Skip to content

v0.15.0

Compare
Choose a tag to compare
@github-actions github-actions released this 17 Apr 19:54

HyperQueue 0.15.0

Breaking changes

  • NVIDIA GPUs are now automatically detected under the resource name gpus/nvidia, instead of
    just gpus!
    If you have been using the gpus resource name, you should update your scripts.
    See more details below.

New features

Resource management

  • You can now specify more resources for one task, e.g.: 1 cpu and 1 gpu OR 4 cpus. The scheduler considers both configurations in task planning.
    For example let us assume that we have many tasks with the mentioned configuration and worker with 16 cpus and 4 gpus.
    The tasks will fully utilize the node, 4 tasks will run in the configuration with gpu and 3 tasks will run in the cpu only mode.
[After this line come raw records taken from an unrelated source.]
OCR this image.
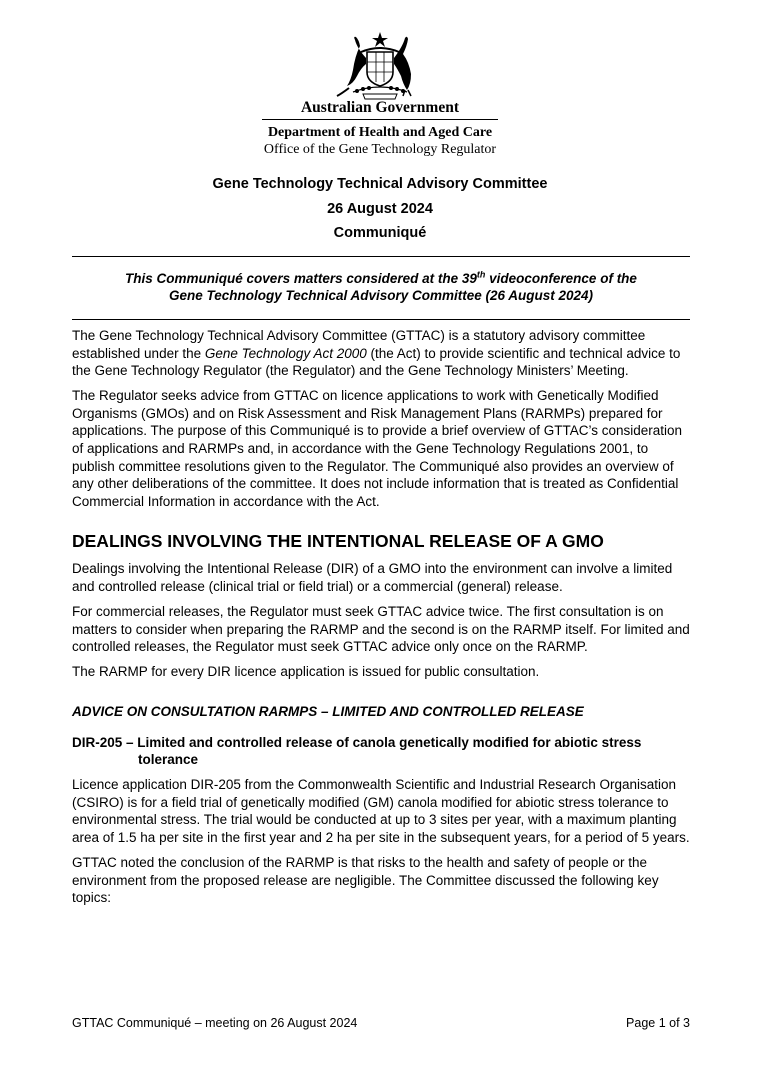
Australian Government
Department of Health and Aged Care
Office of the Gene Technology Regulator
Gene Technology Technical Advisory Committee
26 August 2024
Communiqué
This Communiqué covers matters considered at the 39th videoconference of the
Gene Technology Technical Advisory Committee (26 August 2024)

The Gene Technology Technical Advisory Committee (GTTAC) is a statutory advisory committee established under the Gene Technology Act 2000 (the Act) to provide scientific and technical advice to the Gene Technology Regulator (the Regulator) and the Gene Technology Ministers’ Meeting.

The Regulator seeks advice from GTTAC on licence applications to work with Genetically Modified Organisms (GMOs) and on Risk Assessment and Risk Management Plans (RARMPs) prepared for applications. The purpose of this Communiqué is to provide a brief overview of GTTAC’s consideration of applications and RARMPs and, in accordance with the Gene Technology Regulations 2001, to publish committee resolutions given to the Regulator. The Communiqué also provides an overview of any other deliberations of the committee. It does not include information that is treated as Confidential Commercial Information in accordance with the Act.

DEALINGS INVOLVING THE INTENTIONAL RELEASE OF A GMO

Dealings involving the Intentional Release (DIR) of a GMO into the environment can involve a limited and controlled release (clinical trial or field trial) or a commercial (general) release.

For commercial releases, the Regulator must seek GTTAC advice twice. The first consultation is on matters to consider when preparing the RARMP and the second is on the RARMP itself. For limited and controlled releases, the Regulator must seek GTTAC advice only once on the RARMP.

The RARMP for every DIR licence application is issued for public consultation.

ADVICE ON CONSULTATION RARMPS – LIMITED AND CONTROLLED RELEASE

DIR-205 – Limited and controlled release of canola genetically modified for abiotic stress tolerance

Licence application DIR-205 from the Commonwealth Scientific and Industrial Research Organisation (CSIRO) is for a field trial of genetically modified (GM) canola modified for abiotic stress tolerance to environmental stress. The trial would be conducted at up to 3 sites per year, with a maximum planting area of 1.5 ha per site in the first year and 2 ha per site in the subsequent years, for a period of 5 years.

GTTAC noted the conclusion of the RARMP is that risks to the health and safety of people or the environment from the proposed release are negligible. The Committee discussed the following key topics:

GTTAC Communiqué – meeting on 26 August 2024	Page 1 of 3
  • Job Definition File is a TOML file that can define a job.
    It allows to submit complex jobs without using Python API (dependencies, resource variants, ...).

    $ hq job submit-file myfile.toml
  • You can now specify (indexed) resource values provided by workers as strings (previously only
    integers were allowed). Notably, automatic detection of Nvidia GPUs specified with string UUIDs
    now works.

    $ hq worker start --resource="res1=[foo, bar]"
  • HyperQueue now provides built-in support for AMD GPUs. For this reason, the default name of GPU
    resources that are automatically detected on a worker has been changed from gpus to gpus/nvidia
    for NVIDIA GPUs. AMD GPUs are now autodetected as gpus/amd. In the future, we intend to create a way
    to ask for any GPU resource (e.g. --resource=gpus=2), regardless of its type.

  • AMD GPUs are now automatically detected in workers from the environment variable ROCR_VISIBLE_DEVICES.

  • Allowed characters for resource names has been changed. The name now has to begin with an ASCII letter,
    and it can only contain ASCII letters, ASCII digits and the slash (/) symbol. This restriction is
    introduced for better alignment with shells, which typically do not support complicated variable names.
    HQ passes the resource names to executed tasks through environment variables, so it has to take this
    into account. Note that the / symbol in resource name will be normalized to _ when being passed
    to a task.

  • hq task info now shows more information

Changes

Job submission

  • The default path for stdout and stderr files has been changed from %{SUBMIT_DIR}/job-%{JOB_ID}/%{TASK_ID}.[stdout/stderr]
    to %{CWD}/job-%{JOB_ID}/%{TASK_ID}.[stdout/stderr]. Note that the default value for the working
    directory (%{CWD}) is set to the submission directory, so if you have used the defaults before,
    nothing will change for you. Stdout and stderr paths are now also resolved relative to the working
    directory of the given task, not to the submit directory.

Artifact summary:

  • hq-v0.15.0-*: Main HyperQueue build containing the hq binary. Download this archive to
    use HyperQueue from the command line
    .
  • hyperqueue-0.15.0-*: Wheel containing the hyperqueue package with HyperQueue Python
    bindings.